The UK Electoral Commission has called for new legal controls over misinformation from AI chatbots after a thinktank discovered they made serious factual errors during the recent Scottish elections.
Thinktank Demos revealed that AI services provided voters with misinformation in 34% of the responses to questions posed, raising urgent questions about the lack of regulation for AI platforms in the UK. Ahead of May's Holyrood election, Demos simulated voter queries by submitting 75 questions to five free AI tools—including ChatGPT, Google Gemini, and Replika—focusing on three real-life constituencies to evaluate their accuracy and evidence-based reliability.
In its report, titled "Electoral Hallucinations," Demos reported that the tested AI tools invented fictitious financial scandals, provided wrong election dates, falsely claimed Scottish voters needed ID at polling stations, and incorrectly assigned candidates to wrong contests.
An accompanying poll of 2,005 British adults commissioned by Demos indicated that 20% of voters (equivalent to roughly 10 million people UK-wide) used AI chatbots or search tools to gather information on parliamentary elections in Scotland, Wales, and English local councils.
Vijay Rangarajan, Chief Executive of the Electoral Commission, has been pressing government ministers to introduce legislation holding AI corporations accountable, following findings that half of the voters in the 2024 general election encountered misleading information. "Voters want accurate information to help them engage with democracy, and it is concerning that AI tools have made the spread of false or misleading information dramatically faster and more accessible than ever," he stated. "The current legal framework should go further."
ChatGPT delivered wrong information in 46% of its answers, which included fabricating a parliamentary expenses scandal. Rangarajan argued that ministers should introduce clearer statutory duties on AI platforms to protect voters from misinformation, giving media regulator Ofcom stronger enforcement powers.

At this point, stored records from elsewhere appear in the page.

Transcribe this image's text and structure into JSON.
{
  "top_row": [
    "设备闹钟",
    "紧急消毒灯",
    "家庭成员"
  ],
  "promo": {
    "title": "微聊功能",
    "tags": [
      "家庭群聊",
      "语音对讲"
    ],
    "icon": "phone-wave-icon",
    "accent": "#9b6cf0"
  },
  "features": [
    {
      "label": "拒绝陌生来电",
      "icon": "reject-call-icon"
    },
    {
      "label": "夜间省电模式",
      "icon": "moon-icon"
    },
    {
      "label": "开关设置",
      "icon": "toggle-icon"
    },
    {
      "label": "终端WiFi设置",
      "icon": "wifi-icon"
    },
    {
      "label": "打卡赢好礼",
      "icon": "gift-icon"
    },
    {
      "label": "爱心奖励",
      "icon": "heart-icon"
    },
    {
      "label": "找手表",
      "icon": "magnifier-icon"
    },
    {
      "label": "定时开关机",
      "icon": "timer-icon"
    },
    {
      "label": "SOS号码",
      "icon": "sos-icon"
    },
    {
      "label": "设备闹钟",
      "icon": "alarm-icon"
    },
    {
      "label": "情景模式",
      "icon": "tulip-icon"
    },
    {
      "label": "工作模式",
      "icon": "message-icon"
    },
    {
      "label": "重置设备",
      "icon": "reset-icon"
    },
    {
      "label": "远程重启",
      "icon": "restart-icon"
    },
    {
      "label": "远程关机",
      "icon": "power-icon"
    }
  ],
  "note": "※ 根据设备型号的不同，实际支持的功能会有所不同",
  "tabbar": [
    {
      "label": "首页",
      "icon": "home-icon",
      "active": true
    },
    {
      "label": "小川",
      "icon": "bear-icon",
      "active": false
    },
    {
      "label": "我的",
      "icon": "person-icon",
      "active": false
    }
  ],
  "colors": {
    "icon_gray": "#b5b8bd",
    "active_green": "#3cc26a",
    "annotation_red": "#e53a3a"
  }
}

Azzurra Moores, Associate Director at Demos, emphasized the global nature of this threat: "The accessibility of these AI tools—all developed and run by US corporations—is widespread in the UK, but we don't yet have the legislative framework to protect our democracy from the knock-on impact of its circulation." She urged ministers to make AI companies liable under UK defamation and electoral laws, establish mandatory accuracy safeguards, and force AI firms to allow independent researchers to audit their internal data and training methodologies.
According to Demos, the companion chatbot Replika performed the worst, failing in 56% of its answers by inventing dates for fictitious expenses scandals, fabricating candidates, and making up groundless accusations.
[AgentUpdate Depth Analysis] As AI Agents transition into critical daily workflows, factual grounding and real-time alignment are becoming non-negotiable baselines for trust. The widespread hallucinations during the Scottish election highlight a fundamental flaw of raw LLMs in high-stakes, time-sensitive domains. Because users interact with Agents as authoritative, conversational guides, the societal impact of their misinformation is significantly magnified compared to traditional search engines. For the Agent ecosystem to mature, developers must move beyond single-prompt generation toward multi-agent verification frameworks and advanced Retrieval-Augmented Generation (RAG). Building robust semantic 'guardrails' and implementing cross-source consensus verification within agentic workflows is essential. To unlock enterprise and civic adoption, the industry must treat deterministic fact-checking not as an afterthought, but as a core layer of the Agent architecture.